Und so spielen Professor Nijinski und die verbrutzelte Frau Gemahlin beim großen Konzert der verbotenen Gesichtstransplantationen leider nur zweite Geige.
Bevor er in die Niederungen der Naziploitation abgetaucht ist, hat Sergio Garrone neben einigen mäßigen Italowestern auch zwei klassische Horrorfilme abgeliefert, die er im Jahr 1974 in einem Aufwasch mit identischer Cast und Crew fertiggestellt hat. Der hierbei entstandene LA MANO CHE NUTRE LA MORTE ist quasi Garrones AUGEN OHNE GESICHT, da er uns im Grunde dieselbe Geschichte wie Franju in seinem berühmten Werk erzählt.

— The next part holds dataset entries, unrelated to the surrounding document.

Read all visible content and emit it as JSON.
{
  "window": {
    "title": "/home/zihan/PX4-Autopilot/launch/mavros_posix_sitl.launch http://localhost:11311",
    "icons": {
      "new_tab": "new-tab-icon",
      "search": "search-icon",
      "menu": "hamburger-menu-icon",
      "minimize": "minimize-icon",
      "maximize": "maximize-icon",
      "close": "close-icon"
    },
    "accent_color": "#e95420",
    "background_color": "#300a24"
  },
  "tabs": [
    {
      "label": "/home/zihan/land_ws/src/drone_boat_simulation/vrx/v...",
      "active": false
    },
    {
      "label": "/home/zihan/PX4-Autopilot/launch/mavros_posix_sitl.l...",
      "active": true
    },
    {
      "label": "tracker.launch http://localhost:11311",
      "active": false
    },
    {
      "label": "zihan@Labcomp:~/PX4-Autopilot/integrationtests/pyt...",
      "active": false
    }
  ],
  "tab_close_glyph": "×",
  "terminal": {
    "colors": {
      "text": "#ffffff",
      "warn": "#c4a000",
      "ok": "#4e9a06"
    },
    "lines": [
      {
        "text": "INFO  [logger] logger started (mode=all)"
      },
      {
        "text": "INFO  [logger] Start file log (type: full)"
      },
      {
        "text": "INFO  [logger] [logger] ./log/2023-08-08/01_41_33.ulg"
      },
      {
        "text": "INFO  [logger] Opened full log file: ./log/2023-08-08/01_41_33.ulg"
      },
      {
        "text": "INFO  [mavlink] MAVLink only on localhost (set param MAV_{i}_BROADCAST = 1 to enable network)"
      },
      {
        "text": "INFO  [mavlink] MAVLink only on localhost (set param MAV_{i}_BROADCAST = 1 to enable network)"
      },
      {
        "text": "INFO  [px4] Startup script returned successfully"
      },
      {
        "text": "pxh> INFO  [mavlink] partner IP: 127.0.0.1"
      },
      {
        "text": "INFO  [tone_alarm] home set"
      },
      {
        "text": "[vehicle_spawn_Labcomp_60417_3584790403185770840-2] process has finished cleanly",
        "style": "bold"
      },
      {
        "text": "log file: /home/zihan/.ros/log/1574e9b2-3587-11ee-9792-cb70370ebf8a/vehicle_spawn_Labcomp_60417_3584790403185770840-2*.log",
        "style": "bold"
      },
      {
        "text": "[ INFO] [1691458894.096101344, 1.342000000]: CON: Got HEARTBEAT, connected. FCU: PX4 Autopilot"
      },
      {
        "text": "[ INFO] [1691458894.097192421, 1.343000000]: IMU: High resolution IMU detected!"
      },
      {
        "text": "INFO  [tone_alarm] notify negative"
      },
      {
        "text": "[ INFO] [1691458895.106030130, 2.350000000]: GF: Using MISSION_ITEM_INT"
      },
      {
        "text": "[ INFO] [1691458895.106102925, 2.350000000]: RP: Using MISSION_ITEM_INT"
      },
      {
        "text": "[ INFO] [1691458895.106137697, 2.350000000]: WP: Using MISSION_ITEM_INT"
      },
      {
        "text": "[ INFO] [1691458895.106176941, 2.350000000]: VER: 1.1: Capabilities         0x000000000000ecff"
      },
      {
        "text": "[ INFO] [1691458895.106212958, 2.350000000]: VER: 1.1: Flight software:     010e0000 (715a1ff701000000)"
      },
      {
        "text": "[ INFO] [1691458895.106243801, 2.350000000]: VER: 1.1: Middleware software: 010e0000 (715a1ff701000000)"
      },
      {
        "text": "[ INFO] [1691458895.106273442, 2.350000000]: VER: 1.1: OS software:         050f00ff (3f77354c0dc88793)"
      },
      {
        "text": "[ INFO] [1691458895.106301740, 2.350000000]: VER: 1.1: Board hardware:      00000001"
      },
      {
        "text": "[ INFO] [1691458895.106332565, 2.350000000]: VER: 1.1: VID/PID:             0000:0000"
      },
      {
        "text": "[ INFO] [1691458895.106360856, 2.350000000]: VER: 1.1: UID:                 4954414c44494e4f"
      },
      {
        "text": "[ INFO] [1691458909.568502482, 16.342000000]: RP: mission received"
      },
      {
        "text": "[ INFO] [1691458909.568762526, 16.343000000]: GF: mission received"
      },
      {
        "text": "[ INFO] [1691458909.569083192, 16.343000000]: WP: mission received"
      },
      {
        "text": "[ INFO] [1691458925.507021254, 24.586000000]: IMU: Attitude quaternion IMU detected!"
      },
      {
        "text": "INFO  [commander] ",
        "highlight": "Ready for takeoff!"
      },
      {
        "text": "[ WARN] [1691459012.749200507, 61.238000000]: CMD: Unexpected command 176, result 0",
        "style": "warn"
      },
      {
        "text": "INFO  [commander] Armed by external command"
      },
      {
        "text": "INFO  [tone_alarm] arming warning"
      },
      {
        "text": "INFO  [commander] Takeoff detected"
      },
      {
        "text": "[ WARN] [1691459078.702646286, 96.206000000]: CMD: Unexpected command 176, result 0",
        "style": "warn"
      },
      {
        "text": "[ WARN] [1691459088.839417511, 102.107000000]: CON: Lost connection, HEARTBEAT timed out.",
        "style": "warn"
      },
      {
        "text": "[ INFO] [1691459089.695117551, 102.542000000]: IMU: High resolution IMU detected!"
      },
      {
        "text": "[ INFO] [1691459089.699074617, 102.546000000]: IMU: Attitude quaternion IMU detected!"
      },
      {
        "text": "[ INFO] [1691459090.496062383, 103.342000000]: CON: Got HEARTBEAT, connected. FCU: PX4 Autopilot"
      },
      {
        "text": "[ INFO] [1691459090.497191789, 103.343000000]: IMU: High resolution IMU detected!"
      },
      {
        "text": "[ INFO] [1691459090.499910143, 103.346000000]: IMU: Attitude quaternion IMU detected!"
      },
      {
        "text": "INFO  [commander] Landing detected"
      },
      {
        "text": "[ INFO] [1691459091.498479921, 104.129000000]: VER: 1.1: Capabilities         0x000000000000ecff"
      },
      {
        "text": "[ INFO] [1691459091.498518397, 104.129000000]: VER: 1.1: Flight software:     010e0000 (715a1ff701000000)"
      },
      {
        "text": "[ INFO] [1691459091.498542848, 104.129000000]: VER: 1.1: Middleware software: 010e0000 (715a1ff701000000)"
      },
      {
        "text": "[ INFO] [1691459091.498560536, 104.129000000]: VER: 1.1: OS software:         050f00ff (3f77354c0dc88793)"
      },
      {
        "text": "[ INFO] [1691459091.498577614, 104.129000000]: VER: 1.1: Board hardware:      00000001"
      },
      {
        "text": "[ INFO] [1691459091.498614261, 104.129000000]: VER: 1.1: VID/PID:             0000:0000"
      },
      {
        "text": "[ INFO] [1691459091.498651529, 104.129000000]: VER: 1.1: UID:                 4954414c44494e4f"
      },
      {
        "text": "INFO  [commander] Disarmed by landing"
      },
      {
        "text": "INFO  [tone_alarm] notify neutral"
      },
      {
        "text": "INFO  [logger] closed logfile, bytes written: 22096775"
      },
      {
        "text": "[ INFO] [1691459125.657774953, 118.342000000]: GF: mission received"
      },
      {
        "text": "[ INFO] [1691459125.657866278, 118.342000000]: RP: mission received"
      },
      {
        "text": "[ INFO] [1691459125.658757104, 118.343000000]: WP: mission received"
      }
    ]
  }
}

Dank Carlo Rambaldis blutiger Maskenarbeit werden natürlich auch hier krude wie detailliert Hautlappen und Gesichter transplantiert und trotzdem kommt der etwas schläfrig wirkende Film nie richtig in die Gänge. So können weder Klaus Kinski in der Rolle des Mad Surgeon noch Augenfreuden wie Katia Christine oder Marzia Damon verhindern, dass LA MANO CHE NUTRE LA MORTE selbst in den Reihen der Franju-Epigonen eher belanglos wirkt.